Scientists have developed a new artificial intelligence (AI) model that can mimic the learning patterns of human babies. Developed by reseachers at an AI research laboratory trained the Physics Learning through Auto-encoding and Tracking Objects — or PLATO, as the AI is known — on a series of coded videos that represent the same knowledge that babies learn in the first few months of their lives. The AI was taught concepts such as permanence, solidity, and continuity, some of the first concepts that babies understand about the world.
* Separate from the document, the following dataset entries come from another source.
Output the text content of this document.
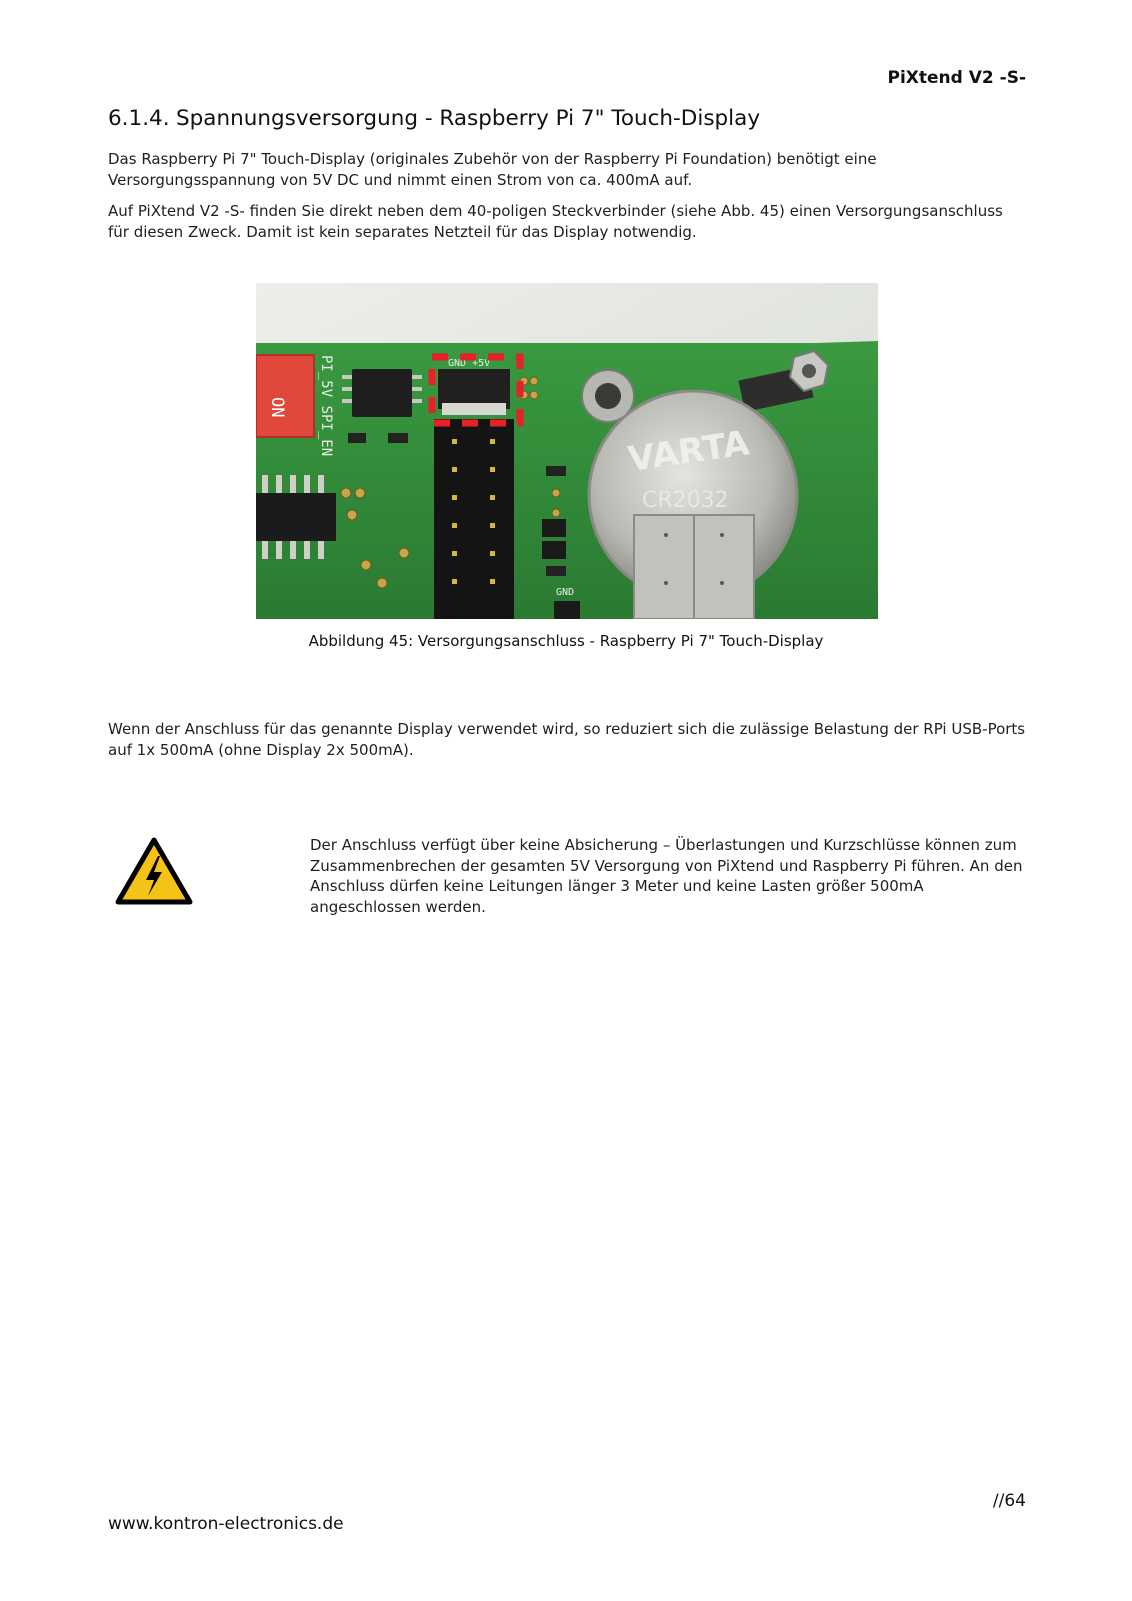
PiXtend V2 -S-
6.1.4. Spannungsversorgung - Raspberry Pi 7" Touch-Display

Das Raspberry Pi 7" Touch-Display (originales Zubehör von der Raspberry Pi Foundation) benötigt eine Versorgungsspannung von 5V DC und nimmt einen Strom von ca. 400mA auf.

Auf PiXtend V2 -S- finden Sie direkt neben dem 40-poligen Steckverbinder (siehe Abb. 45) einen Versorgungsanschluss für diesen Zweck. Damit ist kein separates Netzteil für das Display notwendig.

ON PI_5V SPI_EN	GND +5V
VARTA
CR2032
GND
Abbildung 45: Versorgungsanschluss - Raspberry Pi 7" Touch-Display

Wenn der Anschluss für das genannte Display verwendet wird, so reduziert sich die zulässige Belastung der RPi USB-Ports auf 1x 500mA (ohne Display 2x 500mA).

Der Anschluss verfügt über keine Absicherung – Überlastungen und Kurzschlüsse können zum Zusammenbrechen der gesamten 5V Versorgung von PiXtend und Raspberry Pi führen. An den Anschluss dürfen keine Leitungen länger 3 Meter und keine Lasten größer 500mA angeschlossen werden.

//64
www.kontron-electronics.de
Additionally, researchers also trained PLATO to understand unchangeableness and directional inertia.
"Luckily for us, developmental psychologists have spent decades studying what infants know about the physical world and cataloguing the different ingredients or concepts that go into physical understanding," said neuroscientist Luis Piloto, from the AI research laboratory DeepMind, a subsidiary of Google's parent company Alphabet.
"Extending their work, we built and open-sourced a physical concepts data set. This synthetic video data set takes inspiration from the original developmental experiments to assess physical concepts in our models,” Piloto added.
Scientists taught PLATO the concepts through video clips of balls falling to the ground, bouncing on each other, and passing behind objects. After training the AI mode, scientists would test PLATO to determine whether it “understood” the concepts or not. When shown scenarios that defied the physical concepts that it had just learnt, the AI did react with the AI equivalent of ‘surprise' (violation-of-expectation).
"Our object-based model displayed robust VoE effects across all five concepts we studied, despite having been trained on video data in which the specific probe events did not occur," the scientists wrote in their research paper. But while PLATO has shown further progress in understanding these concepts, it's still not up to the level of a 3-month-old baby yet.
Further research, on what knowledge needs to be seeded into the AI to help it understand more complex questions, will only further AI research but also help developmental scientists understand what's happening in infants' brains during those crucial months of life.